Blank underscores the fact that email is a battleground for highly sophisticated social engineering attacks, including spear-phishing and whaling. These attacks capitalize on the absence of customary cues relied upon for assessing trust, such as facial expressions or tone of voice.
Spear-Phishing: A Targeted Threat
Spear-phishing email scams are highly targeted, personalized phishing attacks designed to deceive individuals or businesses into disclosing sensitive information or clicking on malicious links. Unlike traditional phishing emails sent to large groups, spear-phishing emails are meticulously crafted to include information specific to the victim’s job, personal life, or interests. Consequently, they appear more authentic and persuasive.
The primary objective of spear-phishing emails is to pilfer sensitive information like usernames, passwords, credit card details, and Social Security numbers. Additionally, these emails can introduce malware into the victim’s computer, enabling rapid propagation across the organization’s network. Below are examples of spear-phishing email scams:
- An accounting employee receives an email purportedly from the employer or a manager, urging them to transfer a substantial sum to a new account.
- An email seemingly from the bank, requesting the recipient to update their account details.
- An email from a shipping company, urging the recipient to click on a link for package tracking purposes.
- An email from a social media company, prompting the recipient to reset their password.
- An email from a government agency, soliciting personal information.
It is critical to ensure that all employees are familiar with the warning signs of spear-phishing emails and avoid clicking on anything that appears suspicious. One useful technique is to hover over links to verify the actual URL before clicking.
If an employee inadvertently clicks on a spear-phishing email, they should immediately report it to the relevant IT department. Promptly contact your bank and credit card companies to notify them of potential fraudulent activity. Furthermore, instruct all your employees to change their passwords, without exceptions, and enable two-factor authentication for all online accounts.
Whaling: An Advanced Spear-Phishing Scam
Whaling scams specifically target business owners, CEOs, CFOs, and other high-ranking executives. These scams are characterized by exceptional sophistication, making them difficult to detect.
Whaling scammers invest considerable effort in gathering information about their targets, including job titles, email addresses, phone numbers, and personal interests. Armed with these details, scammers personalize their emails to enhance credibility.
The primary objective of whaling scams is to defraud businesses by stealing money or sensitive information.
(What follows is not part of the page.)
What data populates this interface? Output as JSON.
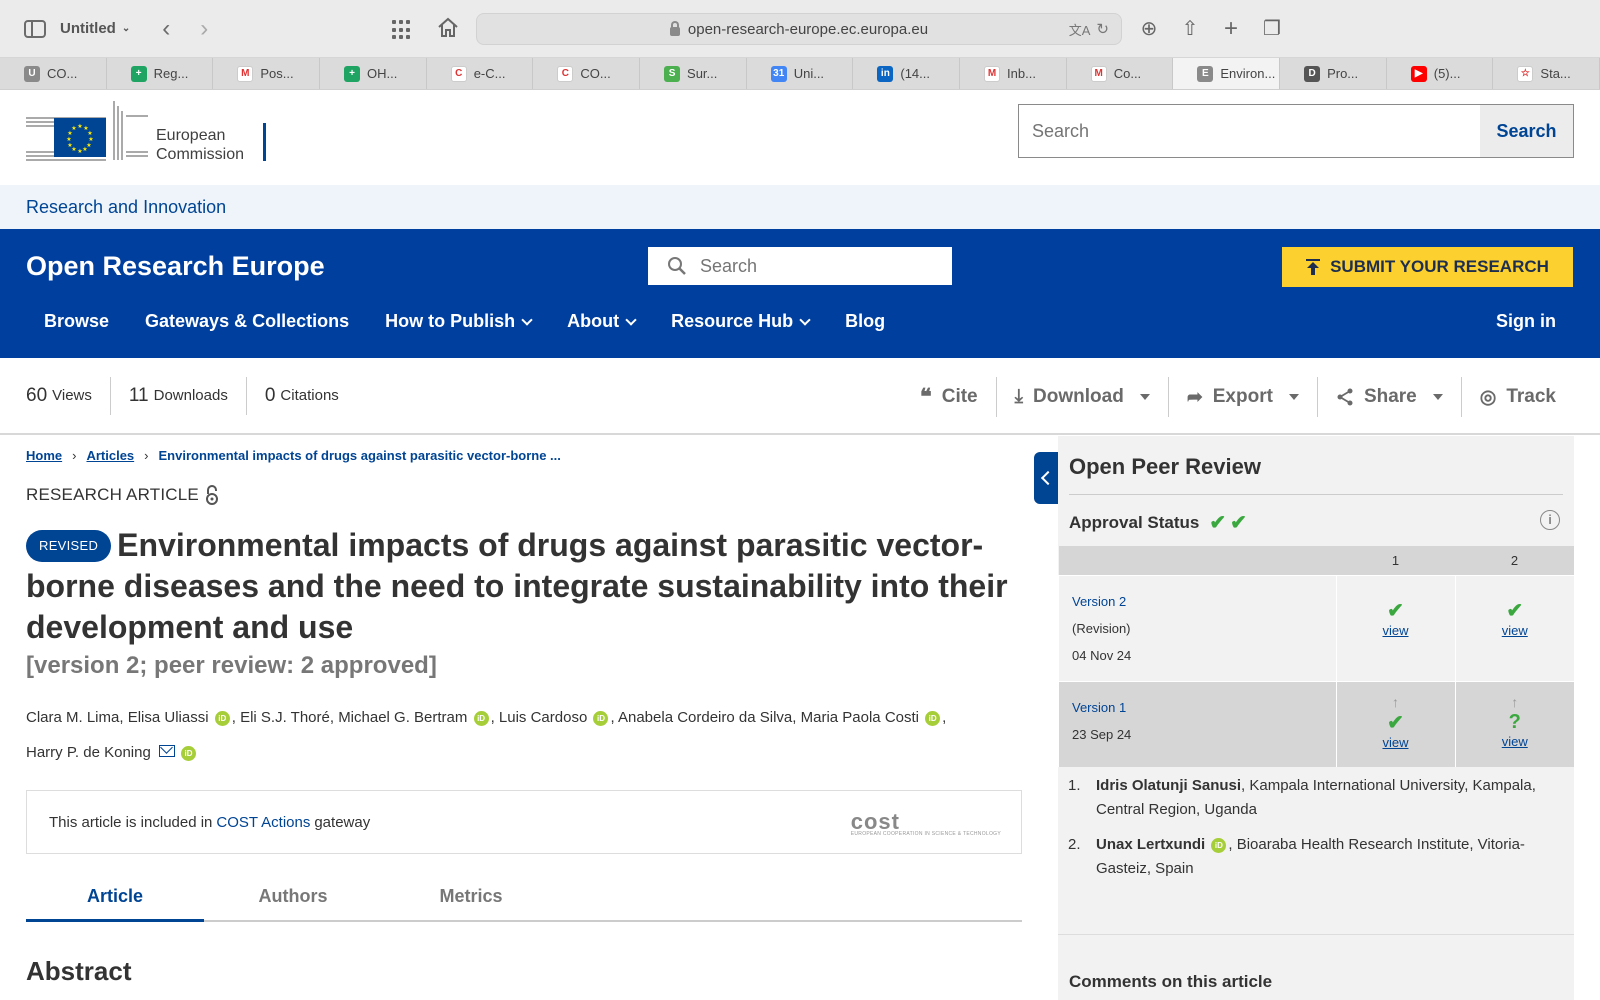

For example, a whaling scammer may send an email to a CEO disguised as the company’s CFO, requesting approval for a substantial wire transfer to a new account. The unsuspecting CEO, assuming the email to be legitimate, approves the transfer, resulting in the scammer absconding with the funds.
Moreover, whaling scams are frequently utilized to introduce malware into victims’ computers, facilitating the theft of sensitive information like login credentials and trade secrets.
To guard against whaling scams, it is imperative for you and your accounting department to exercise extreme caution when faced with emails requesting significant sums or sensitive information.
Enhance Your Email Security Measures
According to Seth Blank, the number of cyberattacks beginning with phishing attempts has escalated to a staggering 91%. Amidst this alarming trend, it is easy to overlook the criticality of email security. However, the rising statistics indicate that the problem is not only persistent but also worsening exponentially.
Considering this, Blank suggests reinforcing your email security or else facing dire consequences. The onus is on you to take proactive measures without delay.